Want to be sure a potential partner really is green? Challenge them to demonstrate truly green manufacturing processes. How are they heating and cooling their production facilities? How do they deal with waste? Is sustainability designed into the products? Do the printers support recycled papers? Are they energy-efficient – or better still – ENERGY STAR certified? Do they emit ozone – and if so, how much? What about heat and noise? Has the technology partner taken steps to reduce the use of toxic materials? Because if there are no toxic materials in the device, there won’t be any toxins entering landfills. Are the products manufactured using bio-friendly or recycled materials? Does the vendor offer any programs to help you achieve your goals of becoming carbon-neutral? Or programs to keep products from landfills?
These are all key considerations if you want to make an informed and responsible purchasing decision. By all means, choose a partner that reduces, recycles and re-uses materials. Ask if they have sustainable processes for handling waste and emissions and transporting materials. And ask for evidence that sustainability is being incorporated into strategic planning cycles. A prospective partner may not satisfy every criterion, but it’s safe to say that if they meet several, you’re in good hands.

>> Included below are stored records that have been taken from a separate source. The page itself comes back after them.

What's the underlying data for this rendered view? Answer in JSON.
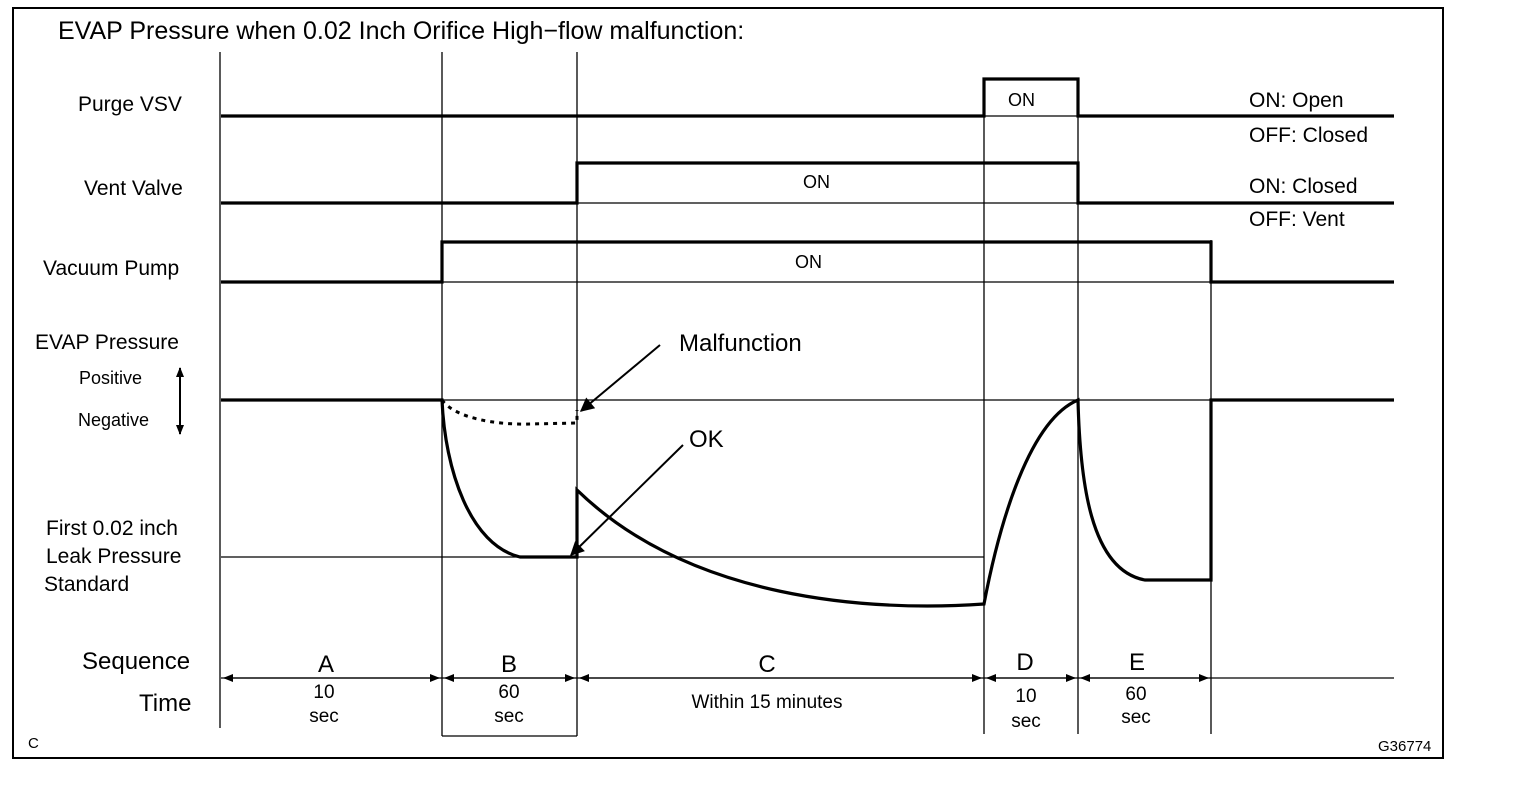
{
  "title": "EVAP Pressure when 0.02 Inch Orifice High−flow malfunction:",
  "signals": {
    "purge_vsv": {
      "label": "Purge VSV",
      "on_label": "ON",
      "legend_on": "ON: Open",
      "legend_off": "OFF: Closed"
    },
    "vent_valve": {
      "label": "Vent Valve",
      "on_label": "ON",
      "legend_on": "ON: Closed",
      "legend_off": "OFF: Vent"
    },
    "vacuum_pump": {
      "label": "Vacuum Pump",
      "on_label": "ON"
    }
  },
  "pressure": {
    "label": "EVAP Pressure",
    "positive": "Positive",
    "negative": "Negative",
    "standard_line1": "First 0.02 inch",
    "standard_line2": "Leak Pressure",
    "standard_line3": "Standard",
    "annotation_malfunction": "Malfunction",
    "annotation_ok": "OK"
  },
  "sequence": {
    "label": "Sequence",
    "time_label": "Time",
    "phases": [
      {
        "name": "A",
        "time1": "10",
        "time2": "sec"
      },
      {
        "name": "B",
        "time1": "60",
        "time2": "sec"
      },
      {
        "name": "C",
        "time1": "Within 15 minutes",
        "time2": ""
      },
      {
        "name": "D",
        "time1": "10",
        "time2": "sec"
      },
      {
        "name": "E",
        "time1": "60",
        "time2": "sec"
      }
    ]
  },
  "corner_letter": "C",
  "figure_code": "G36774"
}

For example, Océ has a dedicated Asset Recovery Facility and has implemented programs to keep products from entering the waste stream prematurely. Through remanufacturing policies, Océ sent only six percent of industrial waste to landfills and reused or recycled 89 percent. Océ has also developed an online eco-calculator and launched the Eco-Start program, which gives customers a huge head start in achieving carbon-neutral operation by planting trees to offset new products’ energy emissions for a year.

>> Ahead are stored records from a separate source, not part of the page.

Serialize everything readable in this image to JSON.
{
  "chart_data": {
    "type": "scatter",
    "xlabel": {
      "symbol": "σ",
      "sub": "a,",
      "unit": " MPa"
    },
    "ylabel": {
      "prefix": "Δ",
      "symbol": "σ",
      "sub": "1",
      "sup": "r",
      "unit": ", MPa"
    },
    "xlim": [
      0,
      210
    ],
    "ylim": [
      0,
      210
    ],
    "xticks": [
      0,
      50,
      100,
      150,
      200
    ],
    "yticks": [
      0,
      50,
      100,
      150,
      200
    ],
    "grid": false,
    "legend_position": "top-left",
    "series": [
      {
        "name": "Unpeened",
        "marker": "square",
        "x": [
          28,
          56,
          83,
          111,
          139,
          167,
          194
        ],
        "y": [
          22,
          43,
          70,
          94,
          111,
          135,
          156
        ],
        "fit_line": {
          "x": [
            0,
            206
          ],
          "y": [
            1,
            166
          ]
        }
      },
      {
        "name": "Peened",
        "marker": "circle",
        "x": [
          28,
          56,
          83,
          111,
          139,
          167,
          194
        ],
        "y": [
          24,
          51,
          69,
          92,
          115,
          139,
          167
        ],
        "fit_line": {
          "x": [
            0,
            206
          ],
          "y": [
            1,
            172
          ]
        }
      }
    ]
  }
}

Beyond ensuring that the production device you’re considering buying is manufactured in a environmentally responsible manner and built to reduce environmental impact, there are things print providers can do right now to make a difference. These include:
- Reduce, re-use, recycle & promote two-sided printing within your organization
- Whenever possible, use recycled papers
- Understand the chain of custody associated with paper and use virgin fiber sourced from well-managed/sustainable forests or pulp farms
(FSC-certified or Sustainable Forestry Initiative certified)
- Only engage with vendors and partners who can demonstrate that they maintain green business practices.

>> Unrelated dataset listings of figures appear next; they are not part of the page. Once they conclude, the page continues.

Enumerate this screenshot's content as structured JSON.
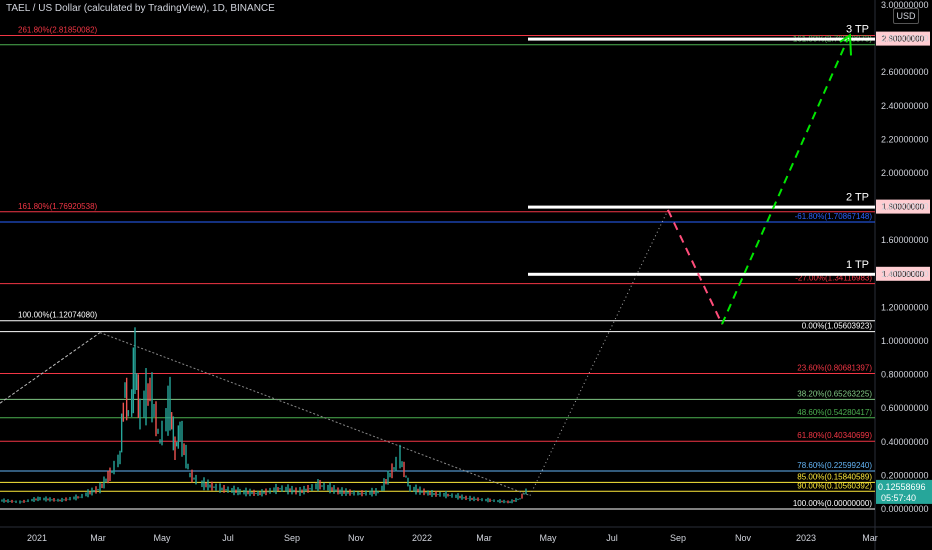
{
  "header": {
    "title": "TAEL / US Dollar (calculated by TradingView), 1D, BINANCE",
    "currency": "USD"
  },
  "chart_data": {
    "type": "line",
    "title": "TAEL / US Dollar (calculated by TradingView), 1D, BINANCE",
    "xlabel": "",
    "ylabel": "",
    "ylim": [
      0,
      3.0
    ],
    "grid": false,
    "x_ticks": [
      "2021",
      "Mar",
      "May",
      "Jul",
      "Sep",
      "Nov",
      "2022",
      "Mar",
      "May",
      "Jul",
      "Sep",
      "Nov",
      "2023",
      "Mar"
    ],
    "y_ticks": [
      "3.00000000",
      "2.80000000",
      "2.60000000",
      "2.40000000",
      "2.20000000",
      "2.00000000",
      "1.80000000",
      "1.60000000",
      "1.40000000",
      "1.20000000",
      "1.00000000",
      "0.80000000",
      "0.60000000",
      "0.40000000",
      "0.20000000",
      "0.00000000"
    ],
    "last_price": "0.12558696",
    "countdown": "05:57:40",
    "left_fib_labels": [
      {
        "text": "261.80%(2.81850082)",
        "value": 2.8185,
        "color": "#f23645"
      },
      {
        "text": "161.80%(1.76920538)",
        "value": 1.7692,
        "color": "#f23645"
      },
      {
        "text": "100.00%(1.12074080)",
        "value": 1.1207,
        "color": "#ffffff"
      }
    ],
    "right_fib_labels": [
      {
        "text": "161.80%(2.76370973)",
        "value": 2.7637,
        "color": "#4caf50"
      },
      {
        "text": "-61.80%(1.70867148)",
        "value": 1.7087,
        "color": "#2962ff"
      },
      {
        "text": "-27.00%(1.34116983)",
        "value": 1.3412,
        "color": "#f23645"
      },
      {
        "text": "0.00%(1.05603923)",
        "value": 1.056,
        "color": "#ffffff"
      },
      {
        "text": "23.60%(0.80681397)",
        "value": 0.8068,
        "color": "#f23645"
      },
      {
        "text": "38.20%(0.65263225)",
        "value": 0.6526,
        "color": "#81c784"
      },
      {
        "text": "48.60%(0.54280417)",
        "value": 0.5428,
        "color": "#4caf50"
      },
      {
        "text": "61.80%(0.40340699)",
        "value": 0.4034,
        "color": "#f23645"
      },
      {
        "text": "78.60%(0.22599240)",
        "value": 0.226,
        "color": "#64b5f6"
      },
      {
        "text": "85.00%(0.15840589)",
        "value": 0.1584,
        "color": "#ffeb3b"
      },
      {
        "text": "90.00%(0.10560392)",
        "value": 0.1056,
        "color": "#ffeb3b"
      },
      {
        "text": "100.00%(0.00000000)",
        "value": 0.0,
        "color": "#ffffff"
      }
    ],
    "targets": [
      {
        "text": "1 TP",
        "value": 1.4,
        "price_label": "1.40000000"
      },
      {
        "text": "2 TP",
        "value": 1.8,
        "price_label": "1.80000000"
      },
      {
        "text": "3 TP",
        "value": 2.8,
        "price_label": "2.80000000"
      }
    ],
    "projection_red": [
      [
        1.78,
        0.65
      ],
      [
        1.1,
        0.73
      ]
    ],
    "projection_green": [
      [
        1.1,
        0.73
      ],
      [
        2.8,
        1.0
      ]
    ],
    "price_series": [
      [
        0.0,
        0.05
      ],
      [
        0.02,
        0.04
      ],
      [
        0.04,
        0.06
      ],
      [
        0.06,
        0.05
      ],
      [
        0.08,
        0.07
      ],
      [
        0.1,
        0.12
      ],
      [
        0.11,
        0.2
      ],
      [
        0.12,
        0.3
      ],
      [
        0.125,
        0.7
      ],
      [
        0.13,
        0.5
      ],
      [
        0.135,
        0.85
      ],
      [
        0.14,
        0.55
      ],
      [
        0.15,
        0.7
      ],
      [
        0.16,
        0.4
      ],
      [
        0.17,
        0.6
      ],
      [
        0.175,
        0.35
      ],
      [
        0.18,
        0.45
      ],
      [
        0.19,
        0.2
      ],
      [
        0.2,
        0.15
      ],
      [
        0.22,
        0.12
      ],
      [
        0.24,
        0.1
      ],
      [
        0.26,
        0.09
      ],
      [
        0.28,
        0.12
      ],
      [
        0.3,
        0.1
      ],
      [
        0.32,
        0.14
      ],
      [
        0.34,
        0.1
      ],
      [
        0.36,
        0.09
      ],
      [
        0.38,
        0.1
      ],
      [
        0.4,
        0.3
      ],
      [
        0.41,
        0.12
      ],
      [
        0.43,
        0.09
      ],
      [
        0.45,
        0.08
      ],
      [
        0.47,
        0.06
      ],
      [
        0.49,
        0.05
      ],
      [
        0.51,
        0.04
      ],
      [
        0.52,
        0.06
      ],
      [
        0.53,
        0.13
      ]
    ]
  }
}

- Explore ways to become more carbon-neutral and request an energy audit to calculate your carbon footprint
- Look for vendors who offer programs that offset carbon or energy emissions produced by their production devices.
- Determine if you’re compliant with regulatory agency guidelines
- Promote two-sided printing
- Discuss “green” and digital print-on-demand options with your customers
And don’t forget to track, report, market, promote and publicize your green efforts.